A couple of weeks ago I was at Newton Abbot doing a bit of train-surfing. Train-surfing, I hear you ask. What’s he going on about? Train-surfing is a method I use so that I don’t have to get the local service all the way from Exeter to Paignton. It’s usually full of drunks and ne’erdowells and it clatters along like a bouncy castle and it’s really most uncomfortable. So if I get in it at Exeter Central, then I get off it at Exeter St David’s and catch the fast service as far as Newton Abbot.
That’s Train-surfing.
So I was at Newton Abbot the other day having train surfed from Exeter, and the local service to Paignton was just about to arrive, I was getting ready for it to pull in. When an Elvis impersonator shambled along the platform. And he was drunk.
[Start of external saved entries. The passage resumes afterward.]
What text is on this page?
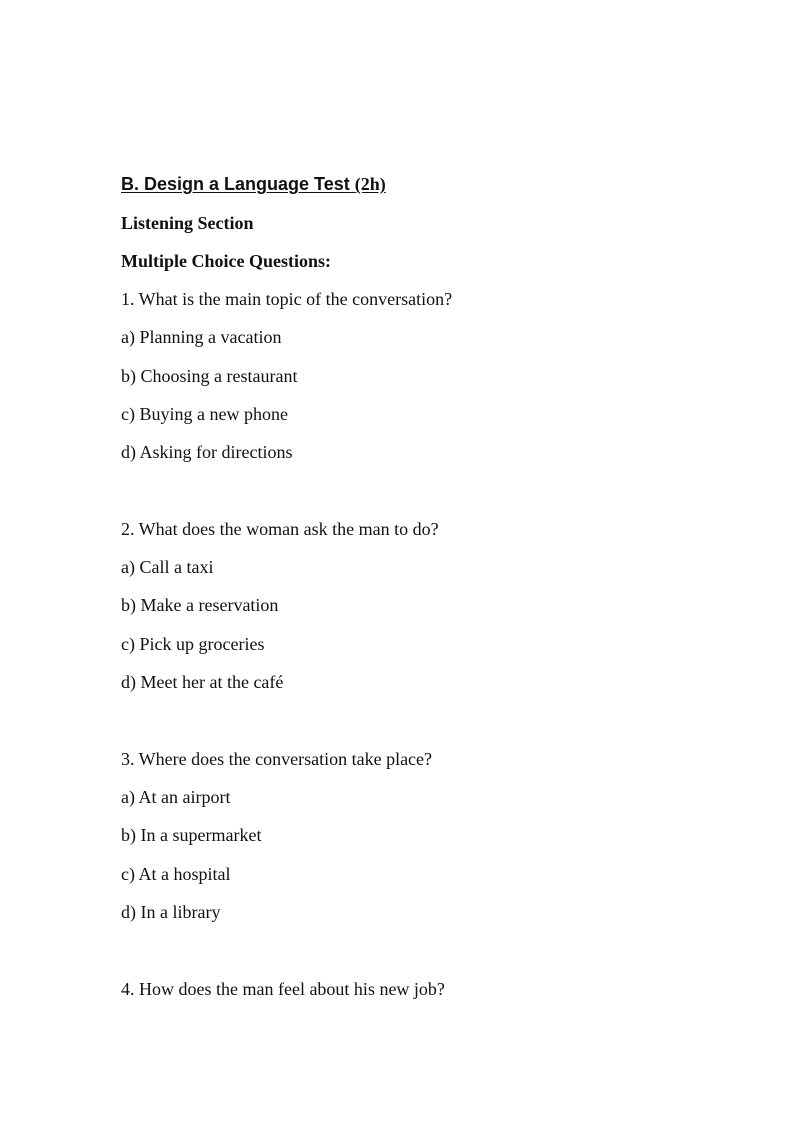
B. Design a Language Test (2h)
Listening Section
Multiple Choice Questions:
1. What is the main topic of the conversation?
a) Planning a vacation
b) Choosing a restaurant
c) Buying a new phone
d) Asking for directions
2. What does the woman ask the man to do?
a) Call a taxi
b) Make a reservation
c) Pick up groceries
d) Meet her at the café
3. Where does the conversation take place?
a) At an airport
b) In a supermarket
c) At a hospital
d) In a library
4. How does the man feel about his new job?
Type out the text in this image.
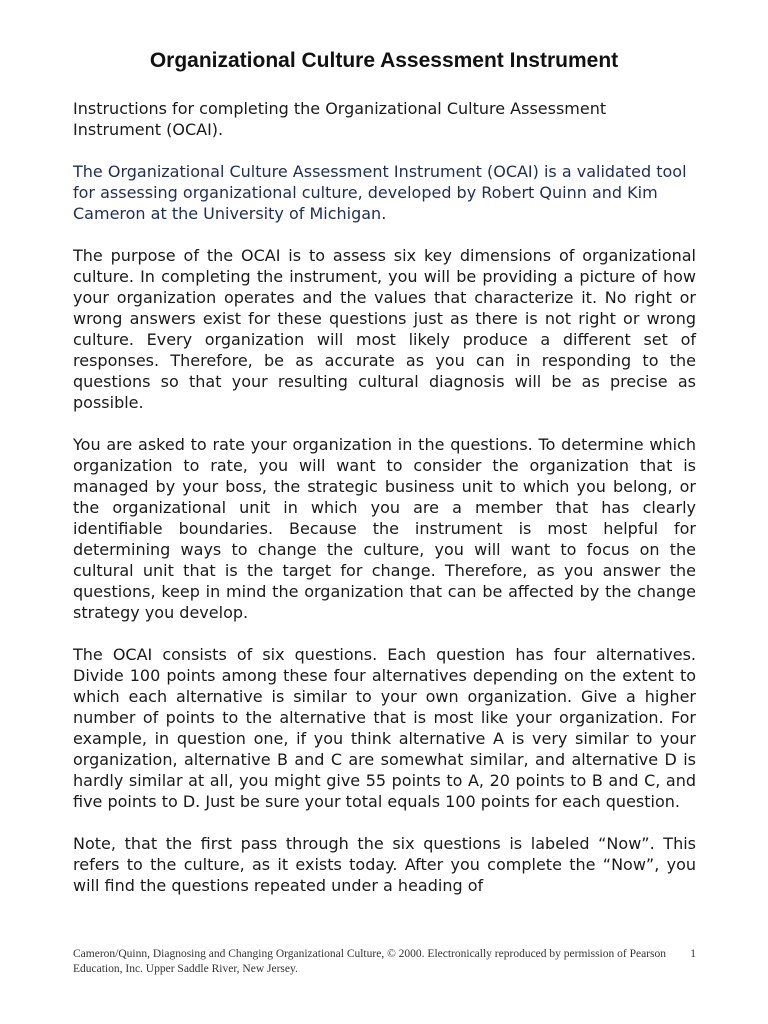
Organizational Culture Assessment Instrument

Instructions for completing the Organizational Culture Assessment Instrument (OCAI).

The Organizational Culture Assessment Instrument (OCAI) is a validated tool for assessing organizational culture, developed by Robert Quinn and Kim Cameron at the University of Michigan.

The purpose of the OCAI is to assess six key dimensions of organizational culture. In completing the instrument, you will be providing a picture of how your organization operates and the values that characterize it. No right or wrong answers exist for these questions just as there is not right or wrong culture. Every organization will most likely produce a different set of responses. Therefore, be as accurate as you can in responding to the questions so that your resulting cultural diagnosis will be as precise as possible.

You are asked to rate your organization in the questions. To determine which organization to rate, you will want to consider the organization that is managed by your boss, the strategic business unit to which you belong, or the organizational unit in which you are a member that has clearly identifiable boundaries. Because the instrument is most helpful for determining ways to change the culture, you will want to focus on the cultural unit that is the target for change. Therefore, as you answer the questions, keep in mind the organization that can be affected by the change strategy you develop.

The OCAI consists of six questions. Each question has four alternatives. Divide 100 points among these four alternatives depending on the extent to which each alternative is similar to your own organization. Give a higher number of points to the alternative that is most like your organization. For example, in question one, if you think alternative A is very similar to your organization, alternative B and C are somewhat similar, and alternative D is hardly similar at all, you might give 55 points to A, 20 points to B and C, and five points to D. Just be sure your total equals 100 points for each question.

Note, that the first pass through the six questions is labeled “Now”. This refers to the culture, as it exists today. After you complete the “Now”, you will find the questions repeated under a heading of

Cameron/Quinn, Diagnosing and Changing Organizational Culture, © 2000. Electronically reproduced by permission of Pearson Education, Inc. Upper Saddle River, New Jersey.
1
‘Excuse me’, quoth he, ‘Do you like Elvis?’
Now I know this is sort of like seeing a vicar or a priest and the first thing them saying is ‘Do you like Jesus?’ But it actually happened. That’s the first thing that he asked.
‘He’s okay’, I replied.
‘Them people’, he said, pointing in a kind of drunk way to the town of Newton Abbot in general, ‘keep laughing at me’.
The man is dressed as Elvis.
‘How come?’
‘They only care that Elvis died on the toilet. I keep telling them that there’s more than that. He made great music. But all they care about was that he died on the toilet’.
‘He died on the toilet?’
‘Yeah. And they’re laughing at me because of it’.
I’ve never really liked Elvis, but I didn’t want to tell him this. I appreciate that he had a good voice and some good songs, but I’ve never really seen him as one of my favourite singers.
‘Do you like Elvis?’ He asked.
‘He was ok. But for me, the best singer of that period was Roy Orbison’.
Now, I’ve told this story to a friend of mine and she said that this is the moment when the whole encounter could have gone tits up. He could have reacted badly. But instead he said,
‘I love Roy Orbison! He was the best! Well, apart from Elvis, that is’.
By now the train was coming in and I decided that I didn’t want to be stuck with a drunk Elvis impersonator for the rest of the journey, so I decided on a cunning plan. I would let him get on and then run down to the next carriage.
‘Here’s your train’ I said to him.
‘You are’, he said, ‘a good bloke’.
And then he started that drunk persons thing that drunk men do when they have to shake your hand. Except he did it about three times.
‘A good bloke. And I’ve really enjoyed talking. Such a good bloke. If I ever see you in the pub I will buy you a pint. So good to meet you. Yeah. Roy Orbison. So good to meet a good person’. He said all this while shaking my hand.
At this point I realised that if I didn’t get on the train I’d miss it altogether. ‘You’d better get on’, I said, looking at the guard.
And as I watched him stumble on board, I managed to time it to perfection, running down to the next carriage and jumping on just as the guard blew his whistle.
I spent the rest of the journey hiding in the next carriage, squeezed up against the wall hoping that the Elvis impersonator didn’t see me.
As my friend Anne says, I seem to attract these sorts of people.